Dann kehrte er ins Hotel zurück und verzehrte sein Abendbrod, das ihm der Kellner brachte.

Der Saal war leer; nur vier Herren saßen an einem Tisch und schienen, schon ziemlich angetrunken, den Geburtstag des einen zu feiern, der mit schwerer Zunge noch eine Flasche moussirenden Rheinwein bestellte. Um den Fremden bekümmerte sich Niemand.

Dieser aß das ihm vorgesetzte Beefsteak, trank seine Flasche Wein dazu und wartete es ruhig ab, bis ihm der Kellner das Fremdenbuch brachte.
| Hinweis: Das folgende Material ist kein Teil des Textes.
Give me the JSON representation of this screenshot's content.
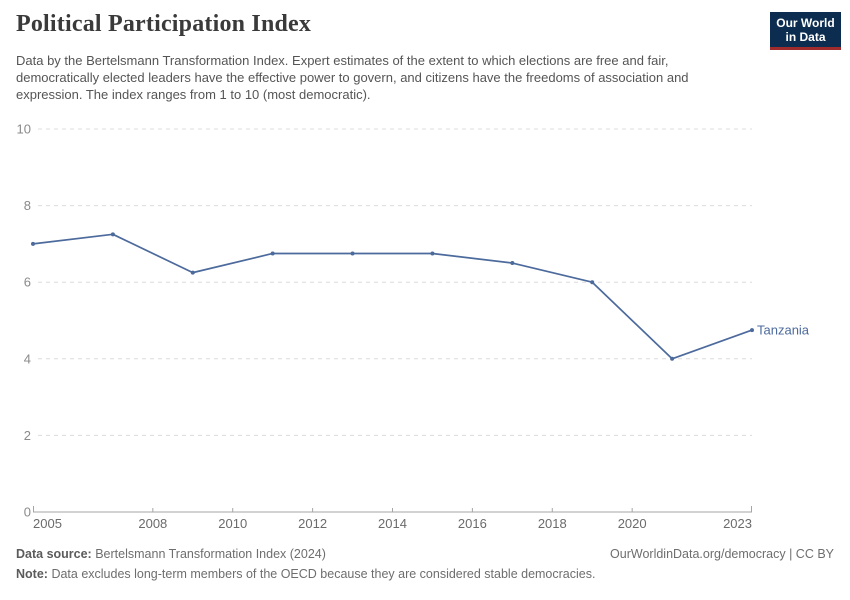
{
  "header": {
    "title": "Political Participation Index"
  },
  "logo": {
    "line1": "Our World",
    "line2": "in Data",
    "bg_color": "#0d2d50",
    "bar_color": "#a02b2d"
  },
  "chart_data": {
    "type": "line",
    "title": "Political Participation Index",
    "subtitle": "Data by the Bertelsmann Transformation Index. Expert estimates of the extent to which elections are free and fair, democratically elected leaders have the effective power to govern, and citizens have the freedoms of association and expression. The index ranges from 1 to 10 (most democratic).",
    "x": [
      2005,
      2007,
      2009,
      2011,
      2013,
      2015,
      2017,
      2019,
      2021,
      2023
    ],
    "series": [
      {
        "name": "Tanzania",
        "values": [
          7,
          7.25,
          6.25,
          6.75,
          6.75,
          6.75,
          6.5,
          6,
          4,
          4.75
        ],
        "color": "#4c6a9c"
      }
    ],
    "ylim": [
      0,
      10
    ],
    "yticks": [
      0,
      2,
      4,
      6,
      8,
      10
    ],
    "x_range": [
      2005,
      2023
    ],
    "xticks": [
      2005,
      2008,
      2010,
      2012,
      2014,
      2016,
      2018,
      2020,
      2023
    ],
    "grid": "horizontal-dashed",
    "legend_position": "end-of-line",
    "markers": true,
    "colors": {
      "grid": "#dcdcdc",
      "axis": "#a5a5a5",
      "y_tick_label": "#8a8a8a",
      "x_tick_label": "#6b6b6b"
    }
  },
  "footer": {
    "datasource_label": "Data source:",
    "datasource_value": "Bertelsmann Transformation Index (2024)",
    "link": "OurWorldinData.org/democracy",
    "separator": "|",
    "license": "CC BY",
    "note_label": "Note:",
    "note_value": "Data excludes long-term members of the OECD because they are considered stable democracies."
  }
}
In dasselbe schrieb er sich ein als W. Hallinger, Particulier aus Breslau und blätterte dann die Seiten nach den dort eingetragenen Namen durch.

Ganz zuletzt – dicht über seinem eigenen Autograph – standen seine Reisegefährten eingetragen: »Comte Kornikoff und Frau, aus Petersburg – von Hannover nach Frankfurt.«

Der Kellner hatte dabei bemerkt Nr. 6 und 7.

»Wollen Sie morgen früh geweckt sein?« frug ihn der Portier, als er seine Flasche beendet und seine Cigarre ausgeraucht hatte, und eben im Begriff stand zu Bett zu gehen.